Washington and the rest of the coaching staff don't want to get ahead of things. But this is an evaluation period for the final roster decisions that must be made, assuming the Rangers clinch a playoff spot in the next few weeks. And right now, Uehara's stock is soaring.
Friday was the fourth consecutive game in which he's pitched. It's the first time in his big league career he's done that. After allowing a single to the only batter he faced Tuesday, Uehara has been impressive in three straight games in difficult situations. He retired three batters -- all of them left-handed -- to preserve a three-run lead in the eighth Wednesday with Mike Adams unavailable.
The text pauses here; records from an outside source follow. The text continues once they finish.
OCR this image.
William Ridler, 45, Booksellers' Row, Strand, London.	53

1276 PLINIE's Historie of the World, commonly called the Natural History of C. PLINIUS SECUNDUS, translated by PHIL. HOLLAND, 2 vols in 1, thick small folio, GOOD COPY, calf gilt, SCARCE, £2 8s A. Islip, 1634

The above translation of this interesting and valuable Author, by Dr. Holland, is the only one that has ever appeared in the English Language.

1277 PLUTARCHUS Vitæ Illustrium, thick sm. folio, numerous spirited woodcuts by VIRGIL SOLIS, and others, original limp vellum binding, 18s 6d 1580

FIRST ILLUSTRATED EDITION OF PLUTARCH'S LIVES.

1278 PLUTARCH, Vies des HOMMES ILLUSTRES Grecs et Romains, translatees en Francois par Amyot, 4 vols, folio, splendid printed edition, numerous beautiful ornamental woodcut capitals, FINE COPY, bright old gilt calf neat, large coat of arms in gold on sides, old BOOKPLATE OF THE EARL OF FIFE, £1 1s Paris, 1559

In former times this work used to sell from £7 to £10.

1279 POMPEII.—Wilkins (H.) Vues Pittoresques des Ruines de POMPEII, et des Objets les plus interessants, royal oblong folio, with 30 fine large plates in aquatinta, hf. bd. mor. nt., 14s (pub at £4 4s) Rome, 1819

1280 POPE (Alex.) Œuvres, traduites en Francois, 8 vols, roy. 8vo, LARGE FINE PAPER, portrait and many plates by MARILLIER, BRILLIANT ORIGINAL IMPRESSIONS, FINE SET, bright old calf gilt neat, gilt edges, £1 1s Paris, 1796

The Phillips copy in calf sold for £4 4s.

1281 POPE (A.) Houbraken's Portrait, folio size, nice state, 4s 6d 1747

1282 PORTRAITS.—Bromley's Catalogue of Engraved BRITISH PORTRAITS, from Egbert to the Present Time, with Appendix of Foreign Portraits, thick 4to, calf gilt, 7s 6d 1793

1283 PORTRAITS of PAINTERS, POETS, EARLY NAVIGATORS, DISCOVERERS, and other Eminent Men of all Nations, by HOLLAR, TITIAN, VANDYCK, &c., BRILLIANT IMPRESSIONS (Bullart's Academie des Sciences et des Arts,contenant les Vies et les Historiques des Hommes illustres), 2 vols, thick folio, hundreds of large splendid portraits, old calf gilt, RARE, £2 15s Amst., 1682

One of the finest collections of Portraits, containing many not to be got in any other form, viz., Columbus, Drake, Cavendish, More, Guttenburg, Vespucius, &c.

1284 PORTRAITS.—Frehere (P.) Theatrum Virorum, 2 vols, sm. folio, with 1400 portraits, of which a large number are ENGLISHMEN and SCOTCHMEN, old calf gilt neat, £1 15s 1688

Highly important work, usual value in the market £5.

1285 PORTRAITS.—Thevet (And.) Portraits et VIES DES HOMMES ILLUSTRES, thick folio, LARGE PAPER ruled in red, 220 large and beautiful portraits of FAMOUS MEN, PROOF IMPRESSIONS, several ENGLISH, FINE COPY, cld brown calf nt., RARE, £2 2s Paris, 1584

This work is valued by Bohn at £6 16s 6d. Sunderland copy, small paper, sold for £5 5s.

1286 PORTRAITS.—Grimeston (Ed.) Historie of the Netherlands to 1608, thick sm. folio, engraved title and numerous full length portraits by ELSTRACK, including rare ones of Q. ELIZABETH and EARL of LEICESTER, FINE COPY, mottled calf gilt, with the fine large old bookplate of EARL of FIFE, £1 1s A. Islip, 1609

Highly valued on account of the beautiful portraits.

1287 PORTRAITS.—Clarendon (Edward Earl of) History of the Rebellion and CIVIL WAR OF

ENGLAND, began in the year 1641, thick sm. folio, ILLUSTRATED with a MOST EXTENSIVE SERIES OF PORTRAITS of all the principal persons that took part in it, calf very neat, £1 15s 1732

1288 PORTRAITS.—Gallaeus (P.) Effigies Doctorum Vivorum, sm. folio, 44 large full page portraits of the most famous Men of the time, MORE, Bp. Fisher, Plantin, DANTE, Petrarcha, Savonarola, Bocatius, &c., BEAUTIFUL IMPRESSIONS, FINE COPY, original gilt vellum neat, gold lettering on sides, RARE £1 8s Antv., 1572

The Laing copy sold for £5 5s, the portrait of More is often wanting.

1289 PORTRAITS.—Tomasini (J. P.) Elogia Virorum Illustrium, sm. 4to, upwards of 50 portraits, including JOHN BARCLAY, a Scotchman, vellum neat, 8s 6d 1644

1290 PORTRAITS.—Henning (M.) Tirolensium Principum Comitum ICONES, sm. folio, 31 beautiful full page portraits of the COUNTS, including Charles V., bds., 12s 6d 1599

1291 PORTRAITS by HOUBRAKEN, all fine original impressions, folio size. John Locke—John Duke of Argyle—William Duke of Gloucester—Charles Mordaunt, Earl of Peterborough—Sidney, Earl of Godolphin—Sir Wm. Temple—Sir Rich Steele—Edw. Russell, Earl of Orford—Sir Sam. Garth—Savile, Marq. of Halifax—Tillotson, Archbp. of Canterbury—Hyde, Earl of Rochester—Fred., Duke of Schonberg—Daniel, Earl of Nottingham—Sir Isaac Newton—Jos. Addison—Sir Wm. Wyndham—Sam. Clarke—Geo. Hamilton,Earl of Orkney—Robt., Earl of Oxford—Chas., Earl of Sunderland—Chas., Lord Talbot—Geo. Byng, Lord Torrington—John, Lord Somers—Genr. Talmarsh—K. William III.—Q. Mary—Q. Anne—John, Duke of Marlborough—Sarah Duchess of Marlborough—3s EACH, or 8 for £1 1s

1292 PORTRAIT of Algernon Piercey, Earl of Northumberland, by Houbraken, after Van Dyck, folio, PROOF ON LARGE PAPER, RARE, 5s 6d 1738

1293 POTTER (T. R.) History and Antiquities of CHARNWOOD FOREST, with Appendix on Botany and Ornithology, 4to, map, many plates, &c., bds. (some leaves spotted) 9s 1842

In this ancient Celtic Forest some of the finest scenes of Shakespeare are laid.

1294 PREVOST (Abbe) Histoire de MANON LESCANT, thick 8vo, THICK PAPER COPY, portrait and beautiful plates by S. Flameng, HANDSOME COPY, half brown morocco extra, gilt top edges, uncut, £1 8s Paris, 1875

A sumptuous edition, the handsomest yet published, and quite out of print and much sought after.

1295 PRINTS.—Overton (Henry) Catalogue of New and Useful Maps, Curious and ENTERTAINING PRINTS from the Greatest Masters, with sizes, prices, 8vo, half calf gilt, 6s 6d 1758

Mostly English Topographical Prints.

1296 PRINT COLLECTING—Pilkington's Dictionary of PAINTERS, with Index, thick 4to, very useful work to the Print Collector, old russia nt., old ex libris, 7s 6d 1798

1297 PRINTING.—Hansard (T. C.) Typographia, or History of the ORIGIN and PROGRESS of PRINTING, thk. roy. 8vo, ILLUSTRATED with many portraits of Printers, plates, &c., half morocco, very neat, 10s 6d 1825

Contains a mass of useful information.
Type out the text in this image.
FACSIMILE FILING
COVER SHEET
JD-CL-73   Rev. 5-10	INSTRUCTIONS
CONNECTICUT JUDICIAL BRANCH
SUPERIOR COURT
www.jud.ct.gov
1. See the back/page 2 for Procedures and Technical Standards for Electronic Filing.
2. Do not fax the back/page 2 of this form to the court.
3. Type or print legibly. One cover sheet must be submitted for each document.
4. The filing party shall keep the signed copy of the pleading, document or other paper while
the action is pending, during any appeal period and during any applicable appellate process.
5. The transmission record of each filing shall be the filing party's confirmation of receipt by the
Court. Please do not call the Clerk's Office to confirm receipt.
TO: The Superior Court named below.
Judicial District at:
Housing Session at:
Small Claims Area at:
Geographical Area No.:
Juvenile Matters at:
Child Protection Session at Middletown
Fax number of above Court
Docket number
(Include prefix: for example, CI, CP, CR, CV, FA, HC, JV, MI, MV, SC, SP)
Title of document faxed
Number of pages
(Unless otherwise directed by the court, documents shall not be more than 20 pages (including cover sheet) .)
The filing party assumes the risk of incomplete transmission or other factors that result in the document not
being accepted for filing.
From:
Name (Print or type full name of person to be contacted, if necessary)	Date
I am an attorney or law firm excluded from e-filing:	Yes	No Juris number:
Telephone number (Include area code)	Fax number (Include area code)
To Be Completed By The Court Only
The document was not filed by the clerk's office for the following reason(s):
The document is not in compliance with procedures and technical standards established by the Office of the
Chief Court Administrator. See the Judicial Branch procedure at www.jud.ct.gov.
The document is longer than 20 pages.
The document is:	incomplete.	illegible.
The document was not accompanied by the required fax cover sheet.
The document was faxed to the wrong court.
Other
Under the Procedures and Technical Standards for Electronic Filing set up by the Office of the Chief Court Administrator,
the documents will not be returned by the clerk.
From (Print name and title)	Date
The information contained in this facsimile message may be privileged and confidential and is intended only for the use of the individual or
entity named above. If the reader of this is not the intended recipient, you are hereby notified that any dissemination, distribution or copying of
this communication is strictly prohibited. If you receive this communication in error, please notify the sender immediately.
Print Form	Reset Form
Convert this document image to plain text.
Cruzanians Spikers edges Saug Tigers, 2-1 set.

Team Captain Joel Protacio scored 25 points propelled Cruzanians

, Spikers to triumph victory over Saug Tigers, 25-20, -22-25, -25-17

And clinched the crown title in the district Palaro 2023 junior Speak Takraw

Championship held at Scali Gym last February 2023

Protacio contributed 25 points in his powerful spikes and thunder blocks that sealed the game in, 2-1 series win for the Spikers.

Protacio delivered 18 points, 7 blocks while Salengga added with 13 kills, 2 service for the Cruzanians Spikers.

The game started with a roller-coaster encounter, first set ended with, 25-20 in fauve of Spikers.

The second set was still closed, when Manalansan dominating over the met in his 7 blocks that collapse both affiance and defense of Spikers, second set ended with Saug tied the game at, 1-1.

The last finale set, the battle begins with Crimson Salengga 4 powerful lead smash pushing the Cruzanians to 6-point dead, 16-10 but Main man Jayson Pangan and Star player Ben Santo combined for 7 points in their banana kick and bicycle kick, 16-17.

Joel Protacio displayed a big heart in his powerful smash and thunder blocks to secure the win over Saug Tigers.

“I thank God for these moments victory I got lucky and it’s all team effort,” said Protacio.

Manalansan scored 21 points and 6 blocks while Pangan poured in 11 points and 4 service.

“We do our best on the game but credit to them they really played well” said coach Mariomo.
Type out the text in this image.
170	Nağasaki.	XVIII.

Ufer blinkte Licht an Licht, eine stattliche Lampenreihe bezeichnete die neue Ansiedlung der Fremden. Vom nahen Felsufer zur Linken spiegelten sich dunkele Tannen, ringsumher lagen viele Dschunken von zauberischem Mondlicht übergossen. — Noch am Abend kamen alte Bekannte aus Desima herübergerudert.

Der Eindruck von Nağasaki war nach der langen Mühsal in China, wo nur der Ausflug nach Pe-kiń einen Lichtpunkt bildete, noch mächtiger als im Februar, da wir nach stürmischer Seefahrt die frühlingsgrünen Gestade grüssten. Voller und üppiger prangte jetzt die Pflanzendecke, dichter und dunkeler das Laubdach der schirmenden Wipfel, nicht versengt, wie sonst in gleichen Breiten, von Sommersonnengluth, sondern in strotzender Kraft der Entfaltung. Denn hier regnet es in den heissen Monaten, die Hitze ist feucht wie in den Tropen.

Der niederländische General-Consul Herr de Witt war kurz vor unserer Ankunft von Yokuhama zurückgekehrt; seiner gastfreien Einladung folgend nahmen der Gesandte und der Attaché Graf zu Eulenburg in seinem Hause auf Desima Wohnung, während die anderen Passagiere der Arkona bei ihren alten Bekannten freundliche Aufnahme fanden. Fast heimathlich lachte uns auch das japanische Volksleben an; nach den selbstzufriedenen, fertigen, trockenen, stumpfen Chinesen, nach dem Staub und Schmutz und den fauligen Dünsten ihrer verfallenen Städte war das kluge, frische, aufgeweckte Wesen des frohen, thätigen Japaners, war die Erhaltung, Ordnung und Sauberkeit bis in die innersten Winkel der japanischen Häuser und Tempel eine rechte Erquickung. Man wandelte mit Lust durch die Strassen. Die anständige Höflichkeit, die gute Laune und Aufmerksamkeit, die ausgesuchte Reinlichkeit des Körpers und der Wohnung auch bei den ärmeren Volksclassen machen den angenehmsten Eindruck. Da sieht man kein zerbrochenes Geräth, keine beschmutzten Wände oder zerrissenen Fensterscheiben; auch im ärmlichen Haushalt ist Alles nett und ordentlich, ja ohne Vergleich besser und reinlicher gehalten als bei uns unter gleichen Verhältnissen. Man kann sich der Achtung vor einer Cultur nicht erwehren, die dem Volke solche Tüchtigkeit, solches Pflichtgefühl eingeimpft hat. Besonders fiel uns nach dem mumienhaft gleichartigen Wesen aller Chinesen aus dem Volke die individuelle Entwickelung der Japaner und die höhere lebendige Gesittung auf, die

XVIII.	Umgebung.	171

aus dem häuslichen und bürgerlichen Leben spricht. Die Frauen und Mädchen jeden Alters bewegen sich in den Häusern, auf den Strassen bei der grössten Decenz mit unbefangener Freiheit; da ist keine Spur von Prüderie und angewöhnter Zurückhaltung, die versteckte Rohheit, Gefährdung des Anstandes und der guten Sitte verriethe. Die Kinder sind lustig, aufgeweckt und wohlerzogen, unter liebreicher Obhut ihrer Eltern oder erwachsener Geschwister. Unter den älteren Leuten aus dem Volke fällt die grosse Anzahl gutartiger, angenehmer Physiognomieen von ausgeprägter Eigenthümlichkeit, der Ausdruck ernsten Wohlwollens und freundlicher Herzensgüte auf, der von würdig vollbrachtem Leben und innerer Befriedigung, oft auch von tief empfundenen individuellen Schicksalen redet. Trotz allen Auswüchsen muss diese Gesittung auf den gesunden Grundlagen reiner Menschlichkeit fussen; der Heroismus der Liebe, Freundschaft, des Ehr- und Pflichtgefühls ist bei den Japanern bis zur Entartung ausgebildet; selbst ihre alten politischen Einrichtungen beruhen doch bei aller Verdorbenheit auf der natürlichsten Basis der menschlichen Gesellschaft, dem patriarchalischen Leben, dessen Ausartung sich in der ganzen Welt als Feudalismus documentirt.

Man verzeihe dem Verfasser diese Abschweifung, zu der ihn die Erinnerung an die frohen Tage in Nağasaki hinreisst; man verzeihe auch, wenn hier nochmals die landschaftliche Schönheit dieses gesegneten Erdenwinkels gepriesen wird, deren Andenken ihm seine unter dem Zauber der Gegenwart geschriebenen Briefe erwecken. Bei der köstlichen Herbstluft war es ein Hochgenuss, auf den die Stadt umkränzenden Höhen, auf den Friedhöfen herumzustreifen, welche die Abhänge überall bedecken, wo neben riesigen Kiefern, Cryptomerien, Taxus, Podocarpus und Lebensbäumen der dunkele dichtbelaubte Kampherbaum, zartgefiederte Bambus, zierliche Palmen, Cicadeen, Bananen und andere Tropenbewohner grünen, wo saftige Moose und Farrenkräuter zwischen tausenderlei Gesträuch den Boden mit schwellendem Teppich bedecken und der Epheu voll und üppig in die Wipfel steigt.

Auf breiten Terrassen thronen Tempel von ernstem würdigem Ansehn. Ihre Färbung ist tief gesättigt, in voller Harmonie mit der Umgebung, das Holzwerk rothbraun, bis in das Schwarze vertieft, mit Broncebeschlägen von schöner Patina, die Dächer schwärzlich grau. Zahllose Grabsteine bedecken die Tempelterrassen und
On Thursday, he got the final three batters of the ninth after closer Joe Nathan blew the save.
All three batters he faced Friday were left-handed hitters. Washington was impressed.
"We knew what Koji had, it was just a matter of him getting out there and seeing hitters," Washington said. "He's keeping the fastball down in the zone. His split is working real well. He's breaking out his slider, though not using it a whole lot. He's always been a strike thrower. He was on the DL and he's getting an opportunity to face hitters and the more hitters he faces, the better he'll be."
Washington was pleased with Uehara's pitch count over the four days and added that he looked "very strong" Friday. He's become a real weapon against left-handed batters. Don't underestimate how important that could be come playoff time.